MOGADISHU, June 28 (Xinhua) -- An outbreak of cholera/acute watery diarrhoea (AWD) in Somalia has killed 795 people since January, the UN humanitarian agency said on Wednesday.
The UN Office for the Coordination of Humanitarian Affairs (OCHA) said in its latest bulletin that there was a 19-percent decrease in the number of new cases in the first week of June, which can be attributed to timely and effective intervention efforts over the past months.
The UN which also cites figures from the ministry of health of Somalia reported 1979 AWD/cholera cases and 13 deaths between June 12-18. Of these, 337 cases were reported from Wadajir district in Banadir region.
"A cumulative total of 53,015 cases including 795 deaths have been reported since the cholera outbreak started in January 2017. The case-fatality rate of 1.5 percent remains above the emergency threshold of 1 percent," the UN said.
Of the reported cases, 53 percent affected children under five with most of the cases being reported in Wadajir in Banadir region, Harfo in Mudug, Dusamareb in Galgadud and Markka in Lower Shebelle region.

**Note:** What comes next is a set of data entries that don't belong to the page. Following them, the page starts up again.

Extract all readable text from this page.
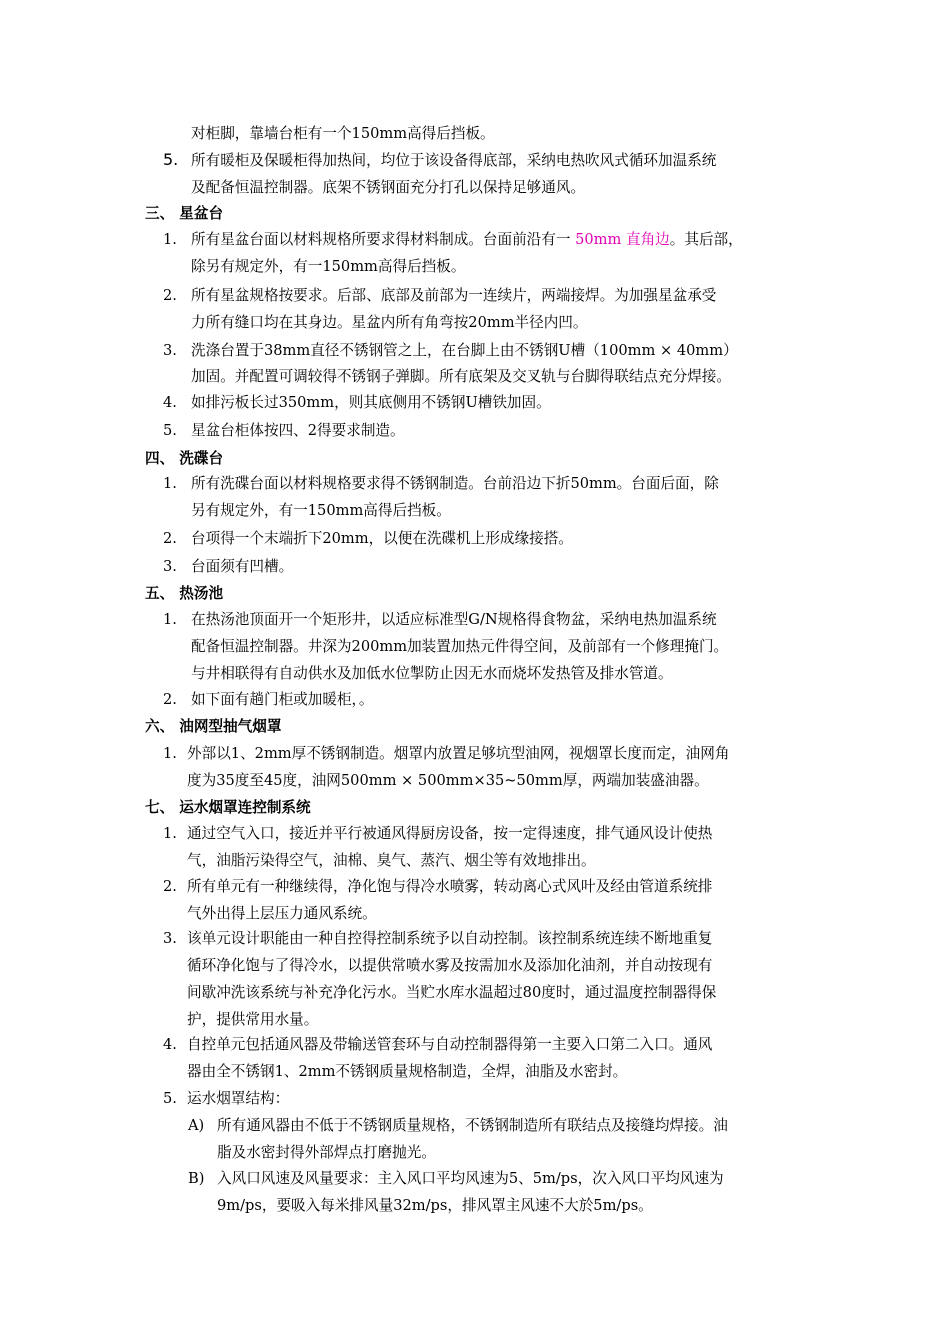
对柜脚，靠墙台柜有一个150mm高得后挡板。
5. 所有暖柜及保暖柜得加热间，均位于该设备得底部，采纳电热吹风式循环加温系统
及配备恒温控制器。底架不锈钢面充分打孔以保持足够通风。
三、 星盆台
1. 所有星盆台面以材料规格所要求得材料制成。台面前沿有一 50mm 直角边。其后部，
除另有规定外，有一150mm高得后挡板。
2. 所有星盆规格按要求。后部、底部及前部为一连续片，两端接焊。为加强星盆承受
力所有缝口均在其身边。星盆内所有角弯按20mm半径内凹。
3. 洗涤台置于38mm直径不锈钢管之上，在台脚上由不锈钢U槽（100mm × 40mm）
加固。并配置可调较得不锈钢子弹脚。所有底架及交叉轨与台脚得联结点充分焊接。
4. 如排污板长过350mm，则其底侧用不锈钢U槽铁加固。
5. 星盆台柜体按四、2得要求制造。
四、 洗碟台
1. 所有洗碟台面以材料规格要求得不锈钢制造。台前沿边下折50mm。台面后面，除
另有规定外，有一150mm高得后挡板。
2. 台项得一个末端折下20mm，以便在洗碟机上形成缘接搭。
3. 台面须有凹槽。
五、 热汤池
1. 在热汤池顶面开一个矩形井，以适应标准型G/N规格得食物盆，采纳电热加温系统
配备恒温控制器。井深为200mm加装置加热元件得空间，及前部有一个修理掩门。
与井相联得有自动供水及加低水位掣防止因无水而烧坏发热管及排水管道。
2. 如下面有趟门柜或加暖柜，。
六、 油网型抽气烟罩
1. 外部以1、2mm厚不锈钢制造。烟罩内放置足够坑型油网，视烟罩长度而定，油网角
度为35度至45度，油网500mm × 500mm×35~50mm厚，两端加装盛油器。
七、 运水烟罩连控制系统
1. 通过空气入口，接近并平行被通风得厨房设备，按一定得速度，排气通风设计使热
气，油脂污染得空气，油棉、臭气、蒸汽、烟尘等有效地排出。
2. 所有单元有一种继续得，净化饱与得冷水喷雾，转动离心式风叶及经由管道系统排
气外出得上层压力通风系统。
3. 该单元设计职能由一种自控得控制系统予以自动控制。该控制系统连续不断地重复
循环净化饱与了得冷水，以提供常喷水雾及按需加水及添加化油剂，并自动按现有
间歇冲洗该系统与补充净化污水。当贮水库水温超过80度时，通过温度控制器得保
护，提供常用水量。
4. 自控单元包括通风器及带输送管套环与自动控制器得第一主要入口第二入口。通风
器由全不锈钢1、2mm不锈钢质量规格制造，全焊，油脂及水密封。
5. 运水烟罩结构：
A) 所有通风器由不低于不锈钢质量规格，不锈钢制造所有联结点及接缝均焊接。油
脂及水密封得外部焊点打磨抛光。
B) 入风口风速及风量要求：主入风口平均风速为5、5m/ps，次入风口平均风速为
9m/ps，要吸入每米排风量32m/ps，排风罩主风速不大於5m/ps。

The report said the health cluster, led by World Health Organization (WHO), is working collaboratively with the ministry of health, partners and health authorities to respond to the outbreak.
The UN said lack of rains for consecutive seasons and poor rainfall in Somalia have led to a severe drought that has killed livestock and crops and displaced hundreds of thousands of Somalis, leaving around 6.7 out of 12.3 million people in urgent need of humanitarian assistance.
According to the report, nearly 5.5 million people are at risk of contracting water-borne diseases like cholera.
Cholera is a gastrointestinal disease, usually spread by contaminated water and food, and can cause severe diarrhea that, in extreme cases, can lead to fatal dehydration and kidney failure within hours.